Wat betreft de Turfmarktbrug, op dit punt is spreker niet
geheel voorbereid, doch tijdens het afbreken van het wegdek
kwamen dergelijke gebreken aan deze brug voor den dag,
dat daarin voorzien moest worden. Daarom hebben deze
werkzaamheden wat langer geduurd.
De heer Woudstra vraagt, of het niet mogelijk is in het
vervolg de notulen van de raadsvergaderingen ter inzage te
leggen tegelijk met de andere stukken? Meestal worden ze
later ter inzage gelegd en wanneer men de stukken vroeg
komt inzien zijn ze er niet bij.
De Voorzitter zal overwegen of dit mogelijk is.

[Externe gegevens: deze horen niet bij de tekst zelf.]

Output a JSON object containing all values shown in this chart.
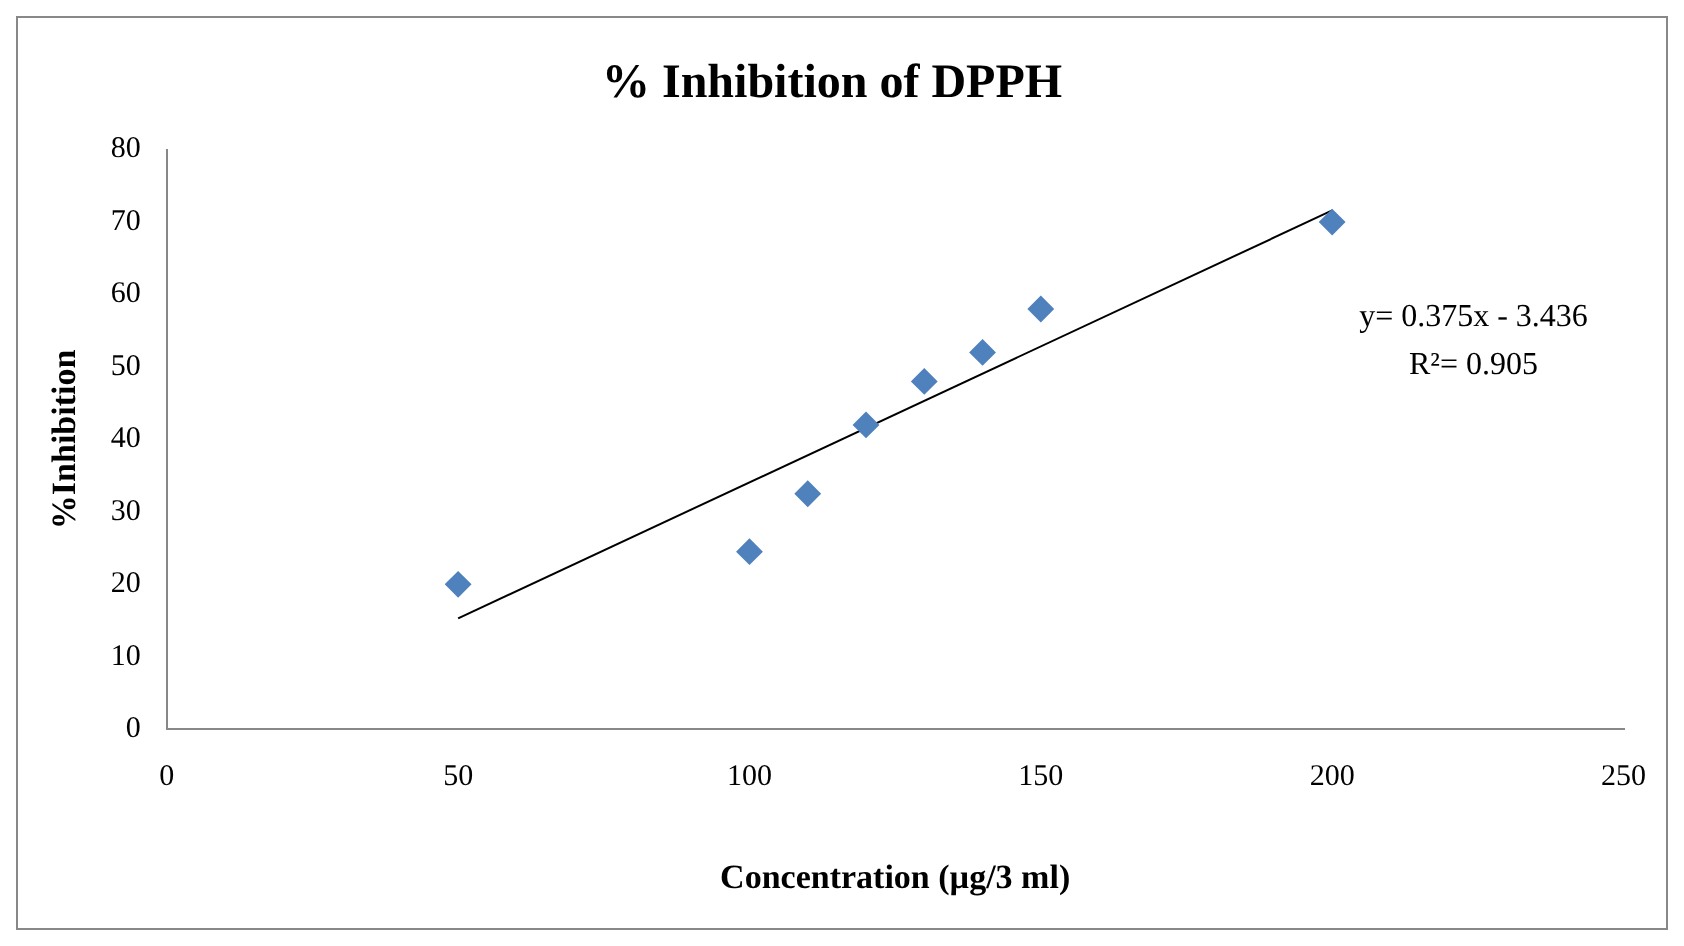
{
  "chart_data": {
    "type": "scatter",
    "title": "% Inhibition of DPPH",
    "xlabel": "Concentration (µg/3 ml)",
    "ylabel": "%Inhibition",
    "series": [
      {
        "type": "scatter",
        "color": "#4f81bd",
        "x": [
          50,
          100,
          110,
          120,
          130,
          140,
          150,
          200
        ],
        "values": [
          20,
          24.5,
          32.5,
          42,
          48,
          52,
          58,
          70
        ],
        "marker": "diamond"
      },
      {
        "type": "line",
        "color": "#000000",
        "x": [
          50,
          200
        ],
        "values": [
          15.3,
          71.6
        ],
        "marker": "none",
        "line_style": "solid"
      }
    ],
    "xlim": [
      0,
      250
    ],
    "xticks": [
      0,
      50,
      100,
      150,
      200,
      250
    ],
    "ylim": [
      0,
      80
    ],
    "yticks": [
      0,
      10,
      20,
      30,
      40,
      50,
      60,
      70,
      80
    ],
    "grid": false,
    "legend": false,
    "annotations": [
      "y= 0.375x - 3.436",
      "R²= 0.905"
    ]
  }
}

De heer A. van Dijk vestigt de aandacht op het feit, dat
de kinderen van de scholen aan de Potgieter laan voor het
overgroote gedeelte vijf of zes keer per dag den vrij drukken
singel moeten oversteken. Langs dezen singel gaat b.v. het
verkeer dat van Den Haag komt. Zou daar nu niet een
duidelijk waarschuwingsbord, met het opschrift „School"
geplaatst kunnen worden.
De Voorzitter zegt toe, dat aan dit punt aandacht gewijd
zal worden.
Niemand meer het woord verlangende, sluit de Voorzitter
de vergadering.
Te Leiden, ter Boekdrukkerij van J. J. GROEN ZOON.